Next-Generation Sequencing Saves Time and Money for Treatment of Metastatic Non-Small Cell Lung Cancer

Biomarker-driven treatment strategies are advancing for metastatic non-small cell lung cancer (mNSCLC). In the past two years, the number of biomarkers has grown from one to four and could increase to six or seven in the next couple of years.

This presents a challenge for physicians as well as government and private insurance organizations: Does it make sense not just medically but also economically to test for each biomarker sequentially or to perform one test — next-generation sequencing (NGS) — for a complete picture of the cancer’s DNA?

That was the question, Nathan Pennell, MD, PhD, staff in the Department of Hematology and Medical Oncology, and colleagues sought to answer by creating a decision analytic model studying four genetic testing scenarios for patients with mNSCLC.

“Traditionally when we had one or two biomarkers, you would do a test and then wait for the results. If it came back positive, you would treat them, and if it came back negative, you would do the next test,” says Dr. Pennell, who will present the results of the model at the 2018 American Society of Clinical Oncology conference.

“But now that we have a minimum of four biomarkers, it has become more difficult to justify doing these tests sequentially,” he says. “Not only does it take time to do each test, you start running out of tissue from their biopsy. So then you have to get a new biopsy to perform more testing. And, of course, each test costs money.”

Four testing approaches

Dr. Pennell and his colleagues created a decision analytic model to illustrate which genetic testing approach was better in terms of cost and time. The model had four different testing arms, and they built a variety of measures into the model including turnaround time for tests, unit costs and mNSCLC prevalence based on literature, public data and expert opinion. In addition, time to receive results and total cost (test + rebiopsy) were calculated for each modality and compared with NGS.
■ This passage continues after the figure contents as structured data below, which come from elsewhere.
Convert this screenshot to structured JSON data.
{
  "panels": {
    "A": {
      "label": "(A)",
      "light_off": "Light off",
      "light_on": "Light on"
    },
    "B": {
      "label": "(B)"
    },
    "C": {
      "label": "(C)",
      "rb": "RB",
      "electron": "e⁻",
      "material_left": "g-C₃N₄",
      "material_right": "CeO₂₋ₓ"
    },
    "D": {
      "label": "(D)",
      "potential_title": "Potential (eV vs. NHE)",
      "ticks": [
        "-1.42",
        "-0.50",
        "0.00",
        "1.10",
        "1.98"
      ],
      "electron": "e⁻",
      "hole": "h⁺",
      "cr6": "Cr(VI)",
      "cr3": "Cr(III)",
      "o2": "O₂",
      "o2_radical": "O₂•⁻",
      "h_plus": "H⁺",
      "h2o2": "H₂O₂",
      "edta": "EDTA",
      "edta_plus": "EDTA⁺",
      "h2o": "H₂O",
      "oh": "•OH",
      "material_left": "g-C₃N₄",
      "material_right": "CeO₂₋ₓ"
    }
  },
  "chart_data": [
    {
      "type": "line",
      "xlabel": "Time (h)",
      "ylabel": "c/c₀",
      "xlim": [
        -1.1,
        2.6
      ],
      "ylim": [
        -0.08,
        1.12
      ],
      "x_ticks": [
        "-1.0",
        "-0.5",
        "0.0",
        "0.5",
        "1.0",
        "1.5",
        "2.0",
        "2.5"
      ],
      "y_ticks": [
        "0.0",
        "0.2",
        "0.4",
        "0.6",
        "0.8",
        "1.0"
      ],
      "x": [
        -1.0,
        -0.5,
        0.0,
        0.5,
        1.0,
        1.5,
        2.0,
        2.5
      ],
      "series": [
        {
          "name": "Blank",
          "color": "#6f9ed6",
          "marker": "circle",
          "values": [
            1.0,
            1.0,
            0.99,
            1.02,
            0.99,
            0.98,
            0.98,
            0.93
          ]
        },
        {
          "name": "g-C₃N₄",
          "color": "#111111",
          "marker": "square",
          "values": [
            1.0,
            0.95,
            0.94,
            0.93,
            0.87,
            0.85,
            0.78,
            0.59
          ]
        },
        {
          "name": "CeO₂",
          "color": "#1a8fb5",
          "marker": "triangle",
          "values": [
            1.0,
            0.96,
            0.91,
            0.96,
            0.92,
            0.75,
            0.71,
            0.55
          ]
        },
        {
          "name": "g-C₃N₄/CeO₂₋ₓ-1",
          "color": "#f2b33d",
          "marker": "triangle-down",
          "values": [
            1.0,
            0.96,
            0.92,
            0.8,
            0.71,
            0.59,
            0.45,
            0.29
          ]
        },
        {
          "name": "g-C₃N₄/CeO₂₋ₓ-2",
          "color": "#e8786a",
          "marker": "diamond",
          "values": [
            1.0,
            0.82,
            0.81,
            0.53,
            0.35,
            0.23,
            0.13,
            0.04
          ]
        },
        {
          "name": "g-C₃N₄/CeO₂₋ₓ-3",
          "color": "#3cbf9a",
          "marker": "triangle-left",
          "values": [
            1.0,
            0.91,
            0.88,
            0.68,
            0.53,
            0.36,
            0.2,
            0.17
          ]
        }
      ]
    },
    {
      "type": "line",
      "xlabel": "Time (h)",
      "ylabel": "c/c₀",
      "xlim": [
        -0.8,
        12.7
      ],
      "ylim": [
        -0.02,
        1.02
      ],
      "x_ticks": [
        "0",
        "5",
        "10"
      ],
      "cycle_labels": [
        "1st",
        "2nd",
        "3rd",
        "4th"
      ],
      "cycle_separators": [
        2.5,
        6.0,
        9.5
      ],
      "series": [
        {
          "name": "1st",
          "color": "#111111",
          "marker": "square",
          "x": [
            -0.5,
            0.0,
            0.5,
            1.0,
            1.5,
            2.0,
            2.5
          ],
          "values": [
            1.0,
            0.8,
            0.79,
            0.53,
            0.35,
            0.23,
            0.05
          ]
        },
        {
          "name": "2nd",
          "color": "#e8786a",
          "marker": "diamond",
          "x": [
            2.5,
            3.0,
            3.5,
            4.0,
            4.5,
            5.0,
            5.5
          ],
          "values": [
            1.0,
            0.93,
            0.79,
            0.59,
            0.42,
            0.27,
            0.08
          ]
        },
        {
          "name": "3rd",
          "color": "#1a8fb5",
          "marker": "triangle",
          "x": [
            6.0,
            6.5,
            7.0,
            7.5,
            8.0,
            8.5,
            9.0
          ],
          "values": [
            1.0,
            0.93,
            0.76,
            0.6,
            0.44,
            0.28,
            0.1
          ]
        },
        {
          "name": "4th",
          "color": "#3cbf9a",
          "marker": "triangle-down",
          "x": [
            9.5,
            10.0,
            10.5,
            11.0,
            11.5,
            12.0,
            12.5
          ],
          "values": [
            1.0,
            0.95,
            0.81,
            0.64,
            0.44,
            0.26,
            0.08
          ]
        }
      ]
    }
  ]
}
The model estimated that for a hypothetical one million member insurance plan, 2,066 mNSCLC patients with Center for Medicare and Medicaid Services (CMS) insurance and 156 mNSCLC patients with private insurance would need to be tested for genomic alterations. NGS testing saves CMS payers between $1.4 and $2.1 million with proportionate savings for commercial payers. With NGS and hotspot panel testing, patients start therapy 2.8 and 2.7 weeks faster than the sequential and exclusionary options, respectively. The authors concluded that NGS testing in mNSCLC patients saves time and money for patients and payers and identifies faster the appropriate treatment for an individual patient.

Dr. Pennell says part of the impetus for doing the model was to help insurers understand that using NGS will save both time and money. “Historically insurers have resisted covering new technology to do tests,” he says. “We wanted to illustrate that not only is this the right thing to do because patients get timely results to help guide treatment, but ultimately it will cost the insurers less.”